Entre le meeting de 1900 et le webinar de 2026, qu’avons-nous perdu en route ? 🎤
Le 1er mai, jour de repos ET fête du travail.
Ce jour est aussi l’héritage d’une parole qui savait rassembler, soulever et donc mettre debout.
Au début du XXe siècle, des orateurs comme Jean Jaurès parlaient du travail avec une intensité rare, sans micro, sans slides et sans « éléments de langage ».
Jaurès rappelait que le salarié était peut-être « souverain dans l’ordre politique » mais restait « réduit à une sorte de servage » dans l’ordre économique.
Un discours qui ne cherchait pas à plaire mais à réveiller.
Aujourd’hui, nos discours ont changé de vocabulaire.
On parle de Future of Work, de Quiet Quitting, de work-life balance…

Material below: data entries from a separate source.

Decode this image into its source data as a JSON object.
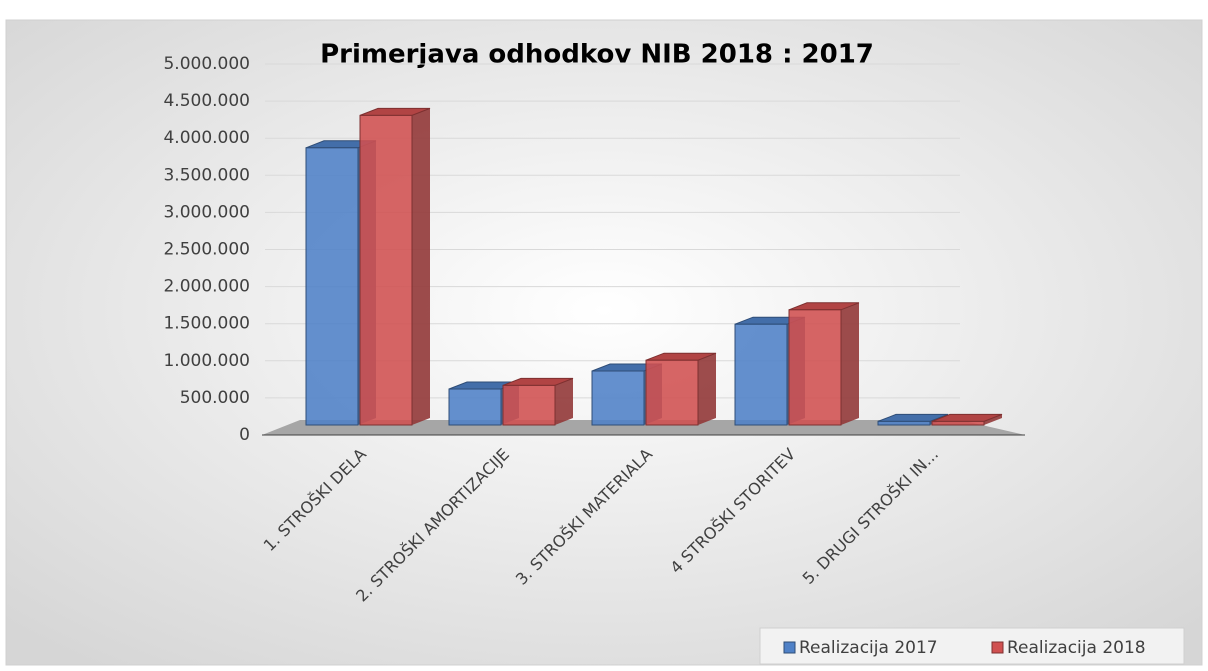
{
  "chart_data": {
    "type": "bar3d",
    "title": "Primerjava odhodkov NIB 2018 : 2017",
    "categories": [
      "1. STROŠKI DELA",
      "2. STROŠKI AMORTIZACIJE",
      "3. STROŠKI MATERIALA",
      "4 STROŠKI STORITEV",
      "5. DRUGI STROŠKI IN..."
    ],
    "series": [
      {
        "name": "Realizacija 2017",
        "color": "#4f81c7",
        "values": [
          3850000,
          500000,
          750000,
          1400000,
          50000
        ]
      },
      {
        "name": "Realizacija 2018",
        "color": "#d05050",
        "values": [
          4300000,
          550000,
          900000,
          1600000,
          50000
        ]
      }
    ],
    "ylim": [
      0,
      5000000
    ],
    "yticks": [
      0,
      {
        "value": 500000,
        "label": "500.000"
      },
      {
        "value": 1000000,
        "label": "1.000.000"
      },
      {
        "value": 1500000,
        "label": "1.500.000"
      },
      {
        "value": 2000000,
        "label": "2.000.000"
      },
      {
        "value": 2500000,
        "label": "2.500.000"
      },
      {
        "value": 3000000,
        "label": "3.000.000"
      },
      {
        "value": 3500000,
        "label": "3.500.000"
      },
      {
        "value": 4000000,
        "label": "4.000.000"
      },
      {
        "value": 4500000,
        "label": "4.500.000"
      },
      {
        "value": 5000000,
        "label": "5.000.000"
      }
    ],
    "grid": true,
    "legend": "bottom-right"
  }
}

Le fond peut être juste, mais la forme s’est considérablement assagie.
Affadie même.
Et à force de vouloir être irréprochables, on a glissé vers une parole lisse, calibrée, correcte, au détriment de cette force viscérale avec laquelle Jaurès parlait du travail et de la justice sociale.
Le contraste est net :
1️⃣ Hier : la ferveur avant la mise en scène
Les grands discours ouvriers et politiques étaient parfois longs, lyriques, imparfaits.
Mais ils portaient une charge humaine énorme.
L’objectif n’était pas seulement d’informer, c’était de fédérer.
2️⃣ Aujourd’hui : la sécurité du consensus avant la puissance du verbe
Dans l’entreprise, on lisse les angles, on évite les formulations trop tranchées.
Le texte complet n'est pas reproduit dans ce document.